2023-05-19, 10:00–10:30, Ville-Marie
Windows Hello for Business is a passwordless authentication feature that uses a combination of device identity and biometrics or PIN to authenticate to Windows and (Azure) Active Directory. It is advertised as a strong multi-factor authentication method with hardware protected keys. In this talk we will dive into the internal workings of Windows Hello in Azure AD and hybrid scenarios. We will look into the protection of keys, the usage of hardware protection, the provisioning and storage of those keys and how attackers could interact with them. During the research into the protocols and externals, various vulnerabilities were discovered that could allow attackers to abuse Windows Hello to persist access to accounts, move laterally between identities and bypass Multi Factor Authentication. Vulnerabilities were also discovered that enable attackers to bypass the hardware protection of secrets which allow the Windows Hello credentials to be used on different devices than they were provisioned on. The talk will show why these flaws were present, how they could be abused and provide tools to interact with Windows Hello and Azure AD.
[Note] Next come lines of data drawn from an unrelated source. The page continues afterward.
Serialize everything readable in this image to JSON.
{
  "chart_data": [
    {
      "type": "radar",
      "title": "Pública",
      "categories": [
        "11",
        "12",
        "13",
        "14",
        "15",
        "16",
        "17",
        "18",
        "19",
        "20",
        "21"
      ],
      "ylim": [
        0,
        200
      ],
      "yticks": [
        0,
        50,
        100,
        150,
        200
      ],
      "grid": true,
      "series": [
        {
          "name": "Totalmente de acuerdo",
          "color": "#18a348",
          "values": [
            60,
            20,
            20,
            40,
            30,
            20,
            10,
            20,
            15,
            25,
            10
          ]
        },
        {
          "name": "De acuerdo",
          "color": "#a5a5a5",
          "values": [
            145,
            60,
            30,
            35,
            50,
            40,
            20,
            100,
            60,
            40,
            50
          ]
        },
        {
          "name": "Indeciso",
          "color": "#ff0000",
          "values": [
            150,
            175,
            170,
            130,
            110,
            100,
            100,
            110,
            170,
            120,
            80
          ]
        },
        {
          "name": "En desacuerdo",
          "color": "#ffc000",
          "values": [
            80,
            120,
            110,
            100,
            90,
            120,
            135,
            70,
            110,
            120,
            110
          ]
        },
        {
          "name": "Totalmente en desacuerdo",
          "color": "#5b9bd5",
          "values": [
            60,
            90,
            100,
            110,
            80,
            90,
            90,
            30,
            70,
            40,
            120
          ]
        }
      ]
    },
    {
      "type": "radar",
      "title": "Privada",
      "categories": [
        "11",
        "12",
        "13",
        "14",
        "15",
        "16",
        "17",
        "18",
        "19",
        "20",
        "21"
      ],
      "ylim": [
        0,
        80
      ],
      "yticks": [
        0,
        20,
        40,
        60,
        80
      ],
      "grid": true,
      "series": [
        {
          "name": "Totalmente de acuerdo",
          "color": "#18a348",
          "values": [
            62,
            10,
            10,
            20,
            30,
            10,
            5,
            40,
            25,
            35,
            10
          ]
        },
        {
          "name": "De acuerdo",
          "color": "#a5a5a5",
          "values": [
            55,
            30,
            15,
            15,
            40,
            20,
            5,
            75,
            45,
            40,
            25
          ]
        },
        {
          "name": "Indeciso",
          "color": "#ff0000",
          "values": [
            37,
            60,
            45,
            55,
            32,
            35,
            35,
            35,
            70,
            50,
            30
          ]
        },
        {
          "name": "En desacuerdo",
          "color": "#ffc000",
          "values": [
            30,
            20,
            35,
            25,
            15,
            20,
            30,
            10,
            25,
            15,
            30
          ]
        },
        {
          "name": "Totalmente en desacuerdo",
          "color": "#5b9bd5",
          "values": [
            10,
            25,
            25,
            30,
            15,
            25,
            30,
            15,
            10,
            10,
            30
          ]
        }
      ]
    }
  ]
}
Dirk-jan Mollema is a hacker and researcher of Active Directory and Azure AD security. In 2022 he started his own company, Outsider Security, where he performs penetration tests and reviews of enterprise networks and cloud environments. He blogs at dirkjanm.io, where he publishes his research, and shares updates on the many open source security tools he has written over the years. He presented previously at TROOPERS, DEF CON, Black Hat and BlueHat and has been awarded as one of Microsoft’s Most Valuable Researchers multiple times.